I need some help with this question. I am getting a different answer (the actual answer should be 259).

Question:

When the repeating decimal 0.476 is converted to a rational in simplest form a/b the value of b-a is? Show your work.

Does the entire 476 repeat?

For example .476476476...

If so then in fraction form it is (476)/999 which does not reduce.

So B = 999 and A=476
B-A = ...

But the answer is 259. How do you get that?

You did not answer Ms Pi when she asked which digits repeat

She took it that all the digits repeat, and got the correct answer of 476/999
and the difference in the digits was not 259

So, again, which digits repeat ?
.476476476... , does not meet your condition

if .476666.... = (476-47)/900 = 143/300 , difference in digits ≠ 259

if
.4767676... = (476-4)/990 = 236/495 , difference in digits = 259
ahhh!, but next time ask the question correctly

To convert the repeating decimal 0.476 into a rational number, we first need to identify the repeating part. In this case, the digits 476 repeat continuously.

To convert the repeating decimal into a rational number, we can use the concept of an infinite geometric series.

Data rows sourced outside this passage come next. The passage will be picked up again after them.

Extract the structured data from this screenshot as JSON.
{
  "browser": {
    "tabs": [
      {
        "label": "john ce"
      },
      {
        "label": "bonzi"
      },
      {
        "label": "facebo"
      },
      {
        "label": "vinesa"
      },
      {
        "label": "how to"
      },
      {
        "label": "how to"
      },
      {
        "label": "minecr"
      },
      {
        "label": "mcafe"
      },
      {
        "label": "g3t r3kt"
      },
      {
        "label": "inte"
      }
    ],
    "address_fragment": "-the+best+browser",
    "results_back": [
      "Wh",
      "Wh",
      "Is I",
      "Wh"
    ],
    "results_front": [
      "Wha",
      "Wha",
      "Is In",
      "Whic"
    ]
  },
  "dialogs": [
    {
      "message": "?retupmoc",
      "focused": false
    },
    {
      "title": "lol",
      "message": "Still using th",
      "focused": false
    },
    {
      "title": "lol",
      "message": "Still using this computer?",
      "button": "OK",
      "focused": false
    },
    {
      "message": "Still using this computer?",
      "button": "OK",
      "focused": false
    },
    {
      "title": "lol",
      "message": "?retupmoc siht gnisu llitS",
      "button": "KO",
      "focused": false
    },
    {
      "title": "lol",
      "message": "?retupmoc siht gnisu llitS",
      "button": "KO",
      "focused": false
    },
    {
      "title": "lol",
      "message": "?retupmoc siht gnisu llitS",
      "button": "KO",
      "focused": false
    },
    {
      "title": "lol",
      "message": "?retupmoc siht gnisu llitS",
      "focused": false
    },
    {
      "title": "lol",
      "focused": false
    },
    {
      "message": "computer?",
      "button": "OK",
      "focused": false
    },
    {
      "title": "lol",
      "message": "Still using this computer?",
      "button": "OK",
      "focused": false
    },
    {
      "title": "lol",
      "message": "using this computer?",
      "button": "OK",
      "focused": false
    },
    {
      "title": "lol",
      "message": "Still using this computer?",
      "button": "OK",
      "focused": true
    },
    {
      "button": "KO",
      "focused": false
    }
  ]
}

Let x represent the repeating decimal 0.476. Multiplying x by 1000 will move the decimal point three places to the right:

1000x = 476 + 0.476 + 0.476 + 0.476 + ...

Now, subtract the two equations:

1000x - x = 476 + 0.476 + 0.476 + 0.476 + ... - 0.476 - 0.476 - 0.476 - ...

Simplifying this equation, we get:

999x = 476

To find the value of x, divide both sides of the equation by 999:

x = 476/999

Now, we have a fraction 476/999, which can be simplified to simplest form by finding the greatest common divisor (GCD) of the numerator and denominator.

The GCD of 476 and 999 is 1. Thus, we can't simplify the fraction further.

Now, we can evaluate b-a, where the numerator (a) is 476 and the denominator (b) is 999:

b - a = 999 - 476 = 523

So, the value of b − a is 523, not 259 as you mentioned.